Some days are rough. But when you pay attention, there are moments of brilliant beauty to behold as well.

Light The Darkness,

Dana Nevels

Inspiration Will Have to Wait

Inspiration Will Have to Wait

I was looking around today for Inspiration. I searched the nooks and crannies of my mind and I came up empty. But here are a few things that I did encounter. I found Insecurity. He is always hanging around. He hung up an anti-inspirational poster on the wall saying, “You can’t do it.” So original. He is a jerk, but I can’t seem to get rid of him; he is one of my oldest companions.

I found Fear cowering in a corner hiding from Anger who has been running rampant in there for the last several months. I mean, Fear is annoying enough. He hangs around whispering every possible thing that could go wrong and he has started bringing his friend Anxiety around to afflict me as well. But Anger, when he gets going, is almost impossible to defuse. He stalks like a panther waiting to devour all of the other emotions. He will destroy me if I let him.

Faith is starving. I don’t think she is getting anywhere near enough food. I should do something about that. Maybe this weekend. Hope is gasping for breath. She and Faith are twins. When one suffers, they both suffer. I am trying not to let Fear or Anger destroy them. I am trying, but between restraining Anger, blocking out Fear, dodging Anxiety, and enduring Insecurity, my resources are exhausted. Inspiration will have to wait.

Light The Darkness,

Dana Nevels


A Mighty Oak

She was quiet and strong and permanent.

Fall is acorn season. Thousands of acorns descend from a few mighty oaks in my father-in-law’s backyard. I have a two-year-old and for her it is as though toys are falling freely from the heavens. She is enraptured. She might be part squirrel.

I consider these little seeds. They are so abundant. The squirrels devour most of them, but some when placed in a fortuitous environment become their own trees, growing, blossoming and creating thousands of acorns of their own.

My mother-in-law was a mighty oak. She was quiet and strong and permanent. The rough winds of adversity bent several of her branches. But still she stood strong, deep roots anchored firmly in the rich earth.

Her children and grandchildren loved to spend time in her shade. They are an abundance of acorns, eight children, thirty-two grandchildren some scattered further than the rest. Each one is a new life beginning to take root and grow into beautiful trees of their own.
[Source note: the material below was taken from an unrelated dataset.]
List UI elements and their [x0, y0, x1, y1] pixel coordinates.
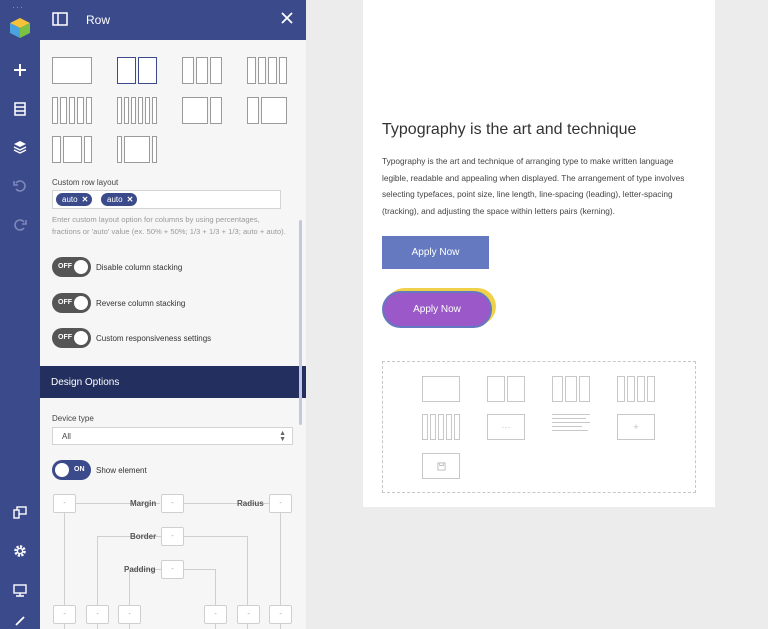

Last month, Alzheimer’s disease felled the mighty oak. This disease ravaged the remainder or her, what was left over from the personality, and the memories it had already stolen.

I watched Alzheimer’s strip nearly everything away. It stole her humor. It stole her laughter. It stole her hope. It stole her relationships. It stripped her down to her most basic nature. And it left kindness. It left gratitude. It left love. It stole what it could, and left behind what it could not.
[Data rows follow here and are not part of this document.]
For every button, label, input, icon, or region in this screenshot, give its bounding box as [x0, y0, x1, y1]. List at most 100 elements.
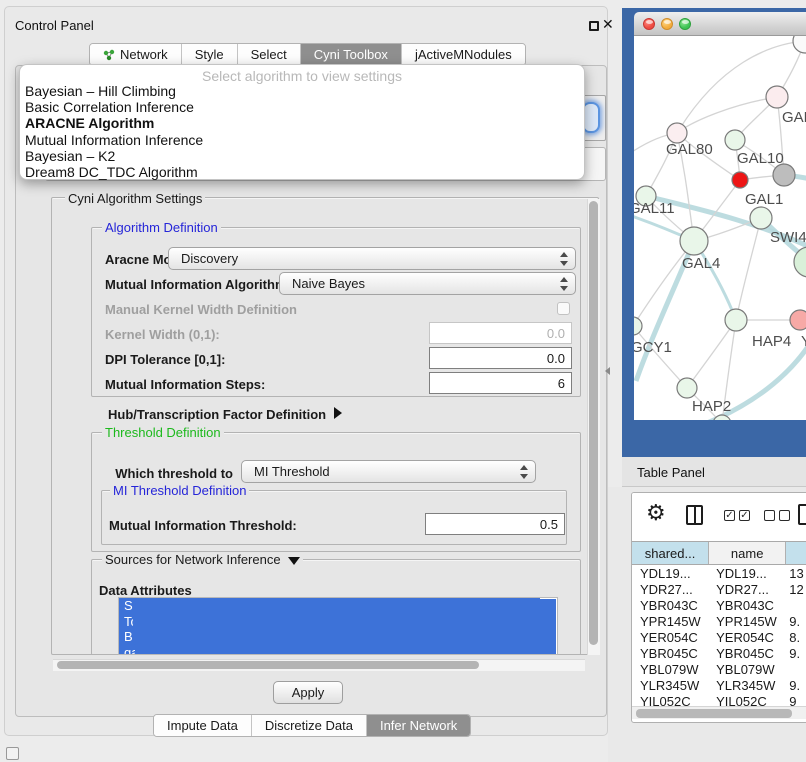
mi-threshold-field[interactable]: 0.5: [425, 513, 565, 535]
mi-threshold-label: Mutual Information Threshold:: [109, 518, 297, 533]
network-node-gal4[interactable]: [680, 227, 708, 255]
aracne-mode-select[interactable]: Discovery: [168, 247, 576, 270]
kernel-width-field[interactable]: 0.0: [429, 322, 572, 344]
checkbox-checked-icon[interactable]: ✓: [739, 510, 750, 521]
mi-type-select[interactable]: Naive Bayes: [279, 272, 576, 295]
network-edge[interactable]: [736, 218, 761, 320]
manual-kernel-checkbox[interactable]: [557, 302, 570, 315]
cell-value: 12: [786, 582, 806, 598]
table-row[interactable]: YDR27... YDR27... 12: [632, 582, 806, 598]
close-traffic-icon[interactable]: [643, 18, 655, 30]
tab-discretize-data[interactable]: Discretize Data: [252, 715, 367, 736]
minimize-traffic-icon[interactable]: [661, 18, 673, 30]
mi-threshold-group-title: MI Threshold Definition: [110, 483, 249, 498]
cell-name: YBL079W: [709, 662, 786, 678]
network-canvas[interactable]: GALGAL80GAL10GAL1GAL11GAL4SWI4GCY1HAP4YH…: [634, 36, 806, 420]
network-window-titlebar[interactable]: [634, 12, 806, 36]
dropdown-item[interactable]: Mutual Information Inference: [20, 132, 584, 148]
network-node-gal[interactable]: [766, 86, 788, 108]
network-node-hap2[interactable]: [677, 378, 697, 398]
table-row[interactable]: YPR145W YPR145W 9.: [632, 614, 806, 630]
apply-button[interactable]: Apply: [273, 681, 343, 704]
dpi-tolerance-field[interactable]: 0.0: [429, 347, 572, 369]
network-node-gal80[interactable]: [667, 123, 687, 143]
network-node-y[interactable]: [790, 310, 806, 330]
network-node[interactable]: [773, 164, 795, 186]
dropdown-item[interactable]: ARACNE Algorithm: [20, 115, 584, 131]
table-horizontal-scrollbar[interactable]: [632, 706, 806, 719]
split-columns-icon[interactable]: [686, 505, 703, 525]
tab-style[interactable]: Style: [182, 44, 238, 65]
column-header-name[interactable]: name: [709, 542, 786, 564]
close-icon[interactable]: ✕: [602, 16, 614, 33]
cell-name: YBR045C: [709, 646, 786, 662]
tab-network[interactable]: Network: [90, 44, 182, 65]
table-header-row: shared... name: [632, 541, 806, 565]
network-node-gcy1[interactable]: [634, 317, 642, 335]
attributes-scrollbar[interactable]: [135, 599, 556, 655]
cell-shared-name: YDR27...: [632, 582, 709, 598]
dropdown-item[interactable]: Dream8 DC_TDC Algorithm: [20, 164, 584, 180]
checkbox-unchecked-icon[interactable]: [764, 510, 775, 521]
document-icon[interactable]: [798, 504, 806, 525]
table-row[interactable]: YBR043C YBR043C: [632, 598, 806, 614]
cell-name: YBR043C: [709, 598, 786, 614]
network-node[interactable]: [793, 36, 806, 53]
aracne-mode-value: Discovery: [181, 251, 238, 266]
float-window-icon[interactable]: [589, 21, 599, 31]
node-table-panel: ⚙ ✓ ✓ shared... name YDL19... YDL19... 1…: [631, 492, 806, 723]
checkbox-checked-icon[interactable]: ✓: [724, 510, 735, 521]
settings-vertical-thumb[interactable]: [589, 201, 598, 645]
tab-label: Network: [120, 47, 168, 62]
network-node-swi4[interactable]: [750, 207, 772, 229]
network-edge[interactable]: [634, 326, 687, 388]
network-node-hap4[interactable]: [725, 309, 747, 331]
bottom-tab-bar: Impute Data Discretize Data Infer Networ…: [153, 714, 471, 737]
split-pane-handle[interactable]: [605, 367, 610, 375]
table-toolbar: ⚙ ✓ ✓: [632, 493, 806, 541]
hub-definition-toggle[interactable]: Hub/Transcription Factor Definition: [108, 407, 342, 422]
tab-impute-data[interactable]: Impute Data: [154, 715, 252, 736]
table-row[interactable]: YER054C YER054C 8.: [632, 630, 806, 646]
cell-shared-name: YBL079W: [632, 662, 709, 678]
table-row[interactable]: YLR345W YLR345W 9.: [632, 678, 806, 694]
table-scroll-thumb[interactable]: [636, 709, 792, 718]
dropdown-item[interactable]: Bayesian – K2: [20, 148, 584, 164]
network-glyph-icon: [103, 49, 115, 61]
dropdown-item[interactable]: Basic Correlation Inference: [20, 99, 584, 115]
which-threshold-select[interactable]: MI Threshold: [241, 460, 536, 483]
tab-label: Select: [251, 47, 287, 62]
column-header-shared[interactable]: shared...: [632, 542, 709, 564]
network-edge[interactable]: [677, 97, 777, 133]
stepper-icon: [559, 252, 569, 266]
settings-horizontal-thumb[interactable]: [57, 661, 479, 669]
tab-cyni-toolbox[interactable]: Cyni Toolbox: [301, 44, 402, 65]
zoom-traffic-icon[interactable]: [679, 18, 691, 30]
stepper-icon: [519, 465, 529, 479]
node-label: SWI4: [770, 229, 806, 246]
which-threshold-value: MI Threshold: [254, 464, 330, 479]
tab-label: Impute Data: [167, 718, 238, 733]
sources-group-title[interactable]: Sources for Network Inference: [102, 552, 303, 567]
network-edge[interactable]: [687, 320, 736, 388]
mi-steps-field[interactable]: 6: [429, 372, 572, 394]
dropdown-items: Bayesian – Hill ClimbingBasic Correlatio…: [20, 83, 584, 180]
checkbox-unchecked-icon[interactable]: [779, 510, 790, 521]
network-node-gal10[interactable]: [725, 130, 745, 150]
gear-icon[interactable]: ⚙: [646, 500, 666, 526]
tab-select[interactable]: Select: [238, 44, 301, 65]
network-node-gal1[interactable]: [732, 172, 748, 188]
column-header-partial[interactable]: [786, 542, 806, 564]
collapsed-panel-icon[interactable]: [6, 747, 19, 760]
table-row[interactable]: YDL19... YDL19... 13: [632, 566, 806, 582]
cell-name: YDR27...: [709, 582, 786, 598]
table-row[interactable]: YBR045C YBR045C 9.: [632, 646, 806, 662]
cell-value: 9.: [786, 614, 806, 630]
table-row[interactable]: YIL052C YIL052C 9: [632, 694, 806, 706]
cell-name: YLR345W: [709, 678, 786, 694]
dropdown-item[interactable]: Bayesian – Hill Climbing: [20, 83, 584, 99]
tab-infer-network[interactable]: Infer Network: [367, 715, 470, 736]
tab-jactivemnodules[interactable]: jActiveMNodules: [402, 44, 525, 65]
data-attributes-label: Data Attributes: [99, 583, 192, 598]
table-row[interactable]: YBL079W YBL079W: [632, 662, 806, 678]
Life has a way of doing that: taking everything away from us that it possibly can and exposing our core selves.

Some days, on my really dark days, I feel like everything good that I used to be is slowly being taken from me. It is an agonizing process, as I watch all of these balloons that were keeping me afloat pop one by one. My depression is slowly carving away all of the things that used to hold me together.

Some days I just want to surrender.

It is excruciating to experience, but instructive to watch. All that I thought I was is being peeled away, and I am having to learn to love the woman who is left behind – whoever she is. I have to love her. I have to love her unconditionally even on the days when I feel like all of the things that made her worthy are gone.

But there is hope. There is always hope. Even on the dark days. Hope that even though parts of me are falling away, the woman who is left behind will be wise, and powerful, and beautiful, not despite her trials, but because of them. There is hope that one day I will be a strong and mighty oak like my mother-in-law, with love and kindness and gratitude at my core and an abundance of acorns gathered in my shade.